AI and Sherlock Holmes

Humans tend to be conformists. We settle into predictable patterns, making us easy marks for AI sleuthing

If you want to gauge the potential impact of artificial intelligence on everyday life, try this experiment. Upload one of your photos onto an AI system, such as Grok, Perplexity or ChatGPT (all have free versions). Then ask it to play Sherlock Holmes and deduce everything it can about you.

Ask what kind of character you would play in a film. What character in a historic blockbuster do you most resemble?

I’ve tried the exercise with a handful of free AI systems. The result? Better than astrology. As good as psychics.

All identified me as a likely academic or journalist or species of diplomat (all things I am or have been). They guessed my age or overestimated it, as everyone does these days. 

In film, they identified me, to my chagrin, with one of those intellectual, character-driven European movies (all angst and train stations). They homed in on the role of a ‘seasoned professor’. You might well scoff at ‘professor’; I winced at ‘seasoned’. If I ever share the screen with Scarlett Johansson, I’m doomed to be a wise mentor.

The favoured plot: someone who helps the protagonist decipher the runes found in a defunct monastery. Come to think of it, it’s what I often do in this column: read the entrails of a disappearing democracy. 

As for the blockbuster, they all placed me as a wizard in Harry Potter. One said I’d be a good Albus Dumbledore; another, Severus Snape; a third, Horace Slughorn. Mercifully, ChatGPT added I might play Robin Williams’s role in a European version of Good Will Hunting

How does AI do it? It treats faces, clothes and environment as code. Like Sherlock Holmes, it gives reasons for its deductions.

Your face is searched like a crime scene, with clues found in the eyes’ wrinkles, gaze, softness of the mouth, level of relaxation and expressivity of the hands. On that basis, AI guesses the level of familiarity with being on camera. 

My polo neck and horn-rimmed glasses were interrogated and they confessed my class and tribe. Out of the cappuccino cup came the DNA of my cultural tastes, set against a properly identified continental cafe. 

Like us, AI occasionally chases after red herrings. One photo I uploaded had me giving an interview in a TV studio. It correctly identified the studio from the lighting and frosted-glass panels. But it tripped up over the programme’s name Ilsienna, which was visible in the bottom corner of the screen. 

Grok concluded it must really be ‘Jutarnji’, a name linked to a prominent Croatian newspaper, Jutarnji List. So Grok said I must be a Croatian public figure – ‘possibly a politician, academic, or business leader’. 

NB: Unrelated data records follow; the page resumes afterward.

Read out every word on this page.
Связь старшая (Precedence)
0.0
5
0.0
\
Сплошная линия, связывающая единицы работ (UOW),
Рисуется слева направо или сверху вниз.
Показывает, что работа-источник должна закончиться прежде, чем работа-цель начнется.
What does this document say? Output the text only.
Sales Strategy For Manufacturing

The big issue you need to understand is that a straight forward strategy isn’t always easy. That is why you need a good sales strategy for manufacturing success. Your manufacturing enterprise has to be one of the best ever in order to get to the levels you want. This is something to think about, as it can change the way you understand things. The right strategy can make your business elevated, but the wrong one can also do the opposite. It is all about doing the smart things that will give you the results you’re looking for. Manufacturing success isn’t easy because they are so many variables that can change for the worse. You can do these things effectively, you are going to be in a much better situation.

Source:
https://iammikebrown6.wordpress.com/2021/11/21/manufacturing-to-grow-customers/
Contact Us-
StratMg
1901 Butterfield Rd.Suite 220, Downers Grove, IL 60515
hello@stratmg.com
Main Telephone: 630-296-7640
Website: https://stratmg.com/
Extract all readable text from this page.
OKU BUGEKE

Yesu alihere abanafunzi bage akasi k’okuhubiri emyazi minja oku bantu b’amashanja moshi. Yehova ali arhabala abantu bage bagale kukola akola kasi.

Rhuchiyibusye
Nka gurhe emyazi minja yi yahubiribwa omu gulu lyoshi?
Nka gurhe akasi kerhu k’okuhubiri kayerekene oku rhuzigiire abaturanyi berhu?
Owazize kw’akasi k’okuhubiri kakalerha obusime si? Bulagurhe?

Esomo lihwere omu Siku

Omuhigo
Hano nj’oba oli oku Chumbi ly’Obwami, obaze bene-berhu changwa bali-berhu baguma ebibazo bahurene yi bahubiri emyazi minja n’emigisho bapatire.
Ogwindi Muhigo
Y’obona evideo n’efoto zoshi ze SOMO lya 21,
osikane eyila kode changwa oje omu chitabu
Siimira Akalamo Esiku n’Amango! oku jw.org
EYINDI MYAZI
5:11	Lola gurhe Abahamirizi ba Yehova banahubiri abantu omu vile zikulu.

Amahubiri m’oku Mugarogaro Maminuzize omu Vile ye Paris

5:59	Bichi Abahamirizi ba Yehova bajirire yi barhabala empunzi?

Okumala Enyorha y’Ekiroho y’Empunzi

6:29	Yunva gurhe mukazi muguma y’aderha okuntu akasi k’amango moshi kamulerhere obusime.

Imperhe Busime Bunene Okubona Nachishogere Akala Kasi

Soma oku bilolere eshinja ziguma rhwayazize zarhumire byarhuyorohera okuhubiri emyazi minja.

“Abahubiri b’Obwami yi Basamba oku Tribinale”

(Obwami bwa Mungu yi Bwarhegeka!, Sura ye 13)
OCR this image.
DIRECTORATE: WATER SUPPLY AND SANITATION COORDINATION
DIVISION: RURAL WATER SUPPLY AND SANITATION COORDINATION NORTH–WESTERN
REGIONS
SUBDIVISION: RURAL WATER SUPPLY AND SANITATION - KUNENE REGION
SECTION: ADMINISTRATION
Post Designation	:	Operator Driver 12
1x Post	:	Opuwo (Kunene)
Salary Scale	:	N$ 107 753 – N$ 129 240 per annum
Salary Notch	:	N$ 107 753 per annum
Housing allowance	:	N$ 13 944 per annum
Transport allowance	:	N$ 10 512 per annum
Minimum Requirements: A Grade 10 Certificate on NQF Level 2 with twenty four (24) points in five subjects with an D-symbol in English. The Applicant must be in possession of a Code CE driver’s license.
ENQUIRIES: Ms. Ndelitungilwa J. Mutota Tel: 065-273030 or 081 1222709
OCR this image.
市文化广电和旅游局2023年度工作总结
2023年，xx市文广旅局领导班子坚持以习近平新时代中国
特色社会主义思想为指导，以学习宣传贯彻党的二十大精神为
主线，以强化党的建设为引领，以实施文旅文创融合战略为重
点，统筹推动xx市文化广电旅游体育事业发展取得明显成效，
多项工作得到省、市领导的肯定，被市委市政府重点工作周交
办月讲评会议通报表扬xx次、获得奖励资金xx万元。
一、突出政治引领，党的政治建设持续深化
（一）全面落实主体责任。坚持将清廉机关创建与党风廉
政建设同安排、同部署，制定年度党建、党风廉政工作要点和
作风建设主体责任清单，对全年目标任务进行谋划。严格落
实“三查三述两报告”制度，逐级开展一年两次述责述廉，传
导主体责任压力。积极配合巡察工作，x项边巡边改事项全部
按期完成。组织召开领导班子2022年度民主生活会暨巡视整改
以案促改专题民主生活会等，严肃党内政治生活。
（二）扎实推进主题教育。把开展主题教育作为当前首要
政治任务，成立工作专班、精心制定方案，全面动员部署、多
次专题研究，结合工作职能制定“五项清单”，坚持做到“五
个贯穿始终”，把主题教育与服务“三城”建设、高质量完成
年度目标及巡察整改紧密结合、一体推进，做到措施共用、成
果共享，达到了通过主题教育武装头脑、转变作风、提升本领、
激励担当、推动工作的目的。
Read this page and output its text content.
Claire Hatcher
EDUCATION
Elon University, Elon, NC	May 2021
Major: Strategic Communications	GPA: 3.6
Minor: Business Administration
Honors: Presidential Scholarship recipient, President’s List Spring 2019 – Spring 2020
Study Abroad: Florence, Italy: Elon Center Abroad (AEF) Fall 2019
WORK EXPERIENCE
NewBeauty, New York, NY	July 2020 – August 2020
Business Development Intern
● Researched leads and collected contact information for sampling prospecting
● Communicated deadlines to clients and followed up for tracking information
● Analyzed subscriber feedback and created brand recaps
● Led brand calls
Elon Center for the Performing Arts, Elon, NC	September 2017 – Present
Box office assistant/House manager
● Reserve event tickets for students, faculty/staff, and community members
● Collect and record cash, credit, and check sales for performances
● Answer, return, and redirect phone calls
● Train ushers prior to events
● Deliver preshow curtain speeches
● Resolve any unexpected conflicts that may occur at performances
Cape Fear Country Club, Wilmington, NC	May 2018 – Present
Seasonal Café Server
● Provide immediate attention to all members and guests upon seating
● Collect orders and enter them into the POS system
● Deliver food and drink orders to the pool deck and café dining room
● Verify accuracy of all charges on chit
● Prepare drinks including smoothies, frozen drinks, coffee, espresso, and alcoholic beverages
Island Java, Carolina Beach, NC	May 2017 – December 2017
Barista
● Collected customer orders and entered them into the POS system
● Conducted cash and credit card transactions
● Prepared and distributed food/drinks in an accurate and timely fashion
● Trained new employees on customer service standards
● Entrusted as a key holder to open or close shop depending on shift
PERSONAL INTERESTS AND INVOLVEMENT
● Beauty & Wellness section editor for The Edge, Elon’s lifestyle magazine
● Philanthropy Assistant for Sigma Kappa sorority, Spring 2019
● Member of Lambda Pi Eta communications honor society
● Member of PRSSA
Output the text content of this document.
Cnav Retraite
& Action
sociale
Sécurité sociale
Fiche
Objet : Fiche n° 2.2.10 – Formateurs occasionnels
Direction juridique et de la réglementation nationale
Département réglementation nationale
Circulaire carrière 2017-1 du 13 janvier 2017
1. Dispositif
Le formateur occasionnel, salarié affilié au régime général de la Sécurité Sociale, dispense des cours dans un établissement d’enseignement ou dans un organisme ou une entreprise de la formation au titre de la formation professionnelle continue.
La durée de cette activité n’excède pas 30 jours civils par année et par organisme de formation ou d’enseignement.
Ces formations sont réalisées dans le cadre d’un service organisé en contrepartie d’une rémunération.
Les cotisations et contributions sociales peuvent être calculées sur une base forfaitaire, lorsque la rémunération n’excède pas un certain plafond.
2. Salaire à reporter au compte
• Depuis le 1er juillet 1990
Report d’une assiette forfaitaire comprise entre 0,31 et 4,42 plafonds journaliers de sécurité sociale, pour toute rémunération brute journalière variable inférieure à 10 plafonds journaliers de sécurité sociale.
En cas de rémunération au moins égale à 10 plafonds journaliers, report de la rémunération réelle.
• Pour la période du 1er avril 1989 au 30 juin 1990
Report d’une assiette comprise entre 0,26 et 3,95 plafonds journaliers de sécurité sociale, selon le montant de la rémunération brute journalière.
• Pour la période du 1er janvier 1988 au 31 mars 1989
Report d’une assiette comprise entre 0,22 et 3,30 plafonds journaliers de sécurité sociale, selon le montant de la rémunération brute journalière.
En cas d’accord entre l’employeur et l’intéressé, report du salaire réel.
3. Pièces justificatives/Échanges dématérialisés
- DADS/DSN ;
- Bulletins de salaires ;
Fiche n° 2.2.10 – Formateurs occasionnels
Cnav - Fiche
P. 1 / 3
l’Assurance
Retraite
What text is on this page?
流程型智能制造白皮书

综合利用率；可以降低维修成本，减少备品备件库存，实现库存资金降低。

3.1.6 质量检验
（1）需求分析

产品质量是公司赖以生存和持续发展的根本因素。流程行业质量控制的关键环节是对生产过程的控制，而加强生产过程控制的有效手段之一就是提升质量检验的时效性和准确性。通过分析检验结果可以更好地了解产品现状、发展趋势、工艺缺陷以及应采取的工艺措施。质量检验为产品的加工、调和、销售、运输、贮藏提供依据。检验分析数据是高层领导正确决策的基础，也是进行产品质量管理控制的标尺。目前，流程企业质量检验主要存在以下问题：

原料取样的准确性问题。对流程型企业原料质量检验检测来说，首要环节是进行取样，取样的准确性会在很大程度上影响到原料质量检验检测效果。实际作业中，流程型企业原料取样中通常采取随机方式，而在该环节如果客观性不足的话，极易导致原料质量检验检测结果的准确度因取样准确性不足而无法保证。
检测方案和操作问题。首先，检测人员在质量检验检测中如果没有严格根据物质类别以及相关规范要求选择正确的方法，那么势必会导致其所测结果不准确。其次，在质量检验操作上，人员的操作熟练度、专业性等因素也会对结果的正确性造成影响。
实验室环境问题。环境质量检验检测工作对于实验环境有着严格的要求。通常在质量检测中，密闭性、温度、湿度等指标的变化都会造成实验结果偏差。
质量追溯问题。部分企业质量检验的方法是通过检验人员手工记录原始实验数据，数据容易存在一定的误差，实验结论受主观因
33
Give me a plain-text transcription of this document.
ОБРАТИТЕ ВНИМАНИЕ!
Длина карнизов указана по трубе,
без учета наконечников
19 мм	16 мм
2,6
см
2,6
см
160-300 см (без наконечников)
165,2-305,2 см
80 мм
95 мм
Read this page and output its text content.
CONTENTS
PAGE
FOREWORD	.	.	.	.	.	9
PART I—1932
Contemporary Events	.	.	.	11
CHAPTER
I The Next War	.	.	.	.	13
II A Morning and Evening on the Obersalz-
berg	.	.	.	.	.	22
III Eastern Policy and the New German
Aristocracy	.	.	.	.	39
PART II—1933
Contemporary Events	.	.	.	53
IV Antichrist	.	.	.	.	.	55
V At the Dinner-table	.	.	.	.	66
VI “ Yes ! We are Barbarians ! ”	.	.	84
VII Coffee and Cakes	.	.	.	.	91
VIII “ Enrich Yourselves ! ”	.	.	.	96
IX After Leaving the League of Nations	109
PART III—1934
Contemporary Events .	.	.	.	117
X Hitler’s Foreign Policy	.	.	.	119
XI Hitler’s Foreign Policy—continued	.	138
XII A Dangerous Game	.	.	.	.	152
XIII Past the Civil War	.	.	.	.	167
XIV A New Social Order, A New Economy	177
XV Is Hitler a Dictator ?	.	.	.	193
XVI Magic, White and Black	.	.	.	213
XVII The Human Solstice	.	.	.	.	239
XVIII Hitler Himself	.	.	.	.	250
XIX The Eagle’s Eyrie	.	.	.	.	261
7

It’s a revealing error. AI operates by typecasting. One case of mistaken identity can set it off on a wild goose chase. Most of the time, however, its guesses hit close to home. How come?

First, humans tend to be conformists. We settle into predictable patterns, making us easy marks for AI sleuthing. As imposters have long known, knowledge of conventional behaviour takes you a long way. 

Like us, AI occasionally chases after red herrings

Second, AI minimises the dangers of typecasting. It operates with multiple codes – of demeanour, fashion, expectations, decor and so on. If they all converge on a particular type, it can make an informed guess. 

By the way, this was Sherlock’s actual method. He did not practise strict deduction, in spite of himself. On first meeting John Watson, he guessed Watson had just served in Afghanistan: a sunburned man with a limp and military bearing was linked to the most likely British imperial conflict, in much the same way I was linked to Croatian public life. 

And if you were wondering if Grok, Perplexity and ChatGPT all cast me as a wizard in Harry Potter because they were talking about me behind my back, think again. They all cast me in the same type of film because AI is familiar with the film industry’s highly conventional plotting and typecasting.

Where does this experiment leave us? With at least two takeaways. 

First, AI has come a long way in three years. The bland, indecisive, botoxed prose of early ChatGPT has given way to multimedia systems. The writing is much better at advocating conclusions, even if, to a practised eye, AI-writing can still be detected. 

And this is just the free versions. The professional systems, which can be purchased for up to $200 per month, can analyse and solve certain kinds of data-driven problems at PhD level. 

We should expect the capabilities of advanced systems to filter down to the free ones, just as the features of yesterday’s luxury cars, like electric windows and air conditioners, are the staples of today’s family cars. 

Second, there’s a lot to be said for conventional thinking. A free AI system can help you organise your life – like offering a timetable that meets your specifications, or a diet and exercise plan – as well as the nearest expert on a TV studio’s sofa or a consultant with PowerPoint.

At the same time, it’s galling to see how a machine can say so much about us. It must mean that our identity and imagination have predictable contours. 

Why are we so legible to machines? I’m inclined to blame our mechanical behaviour. The AI age may be the prompt we need to learn how to be more human.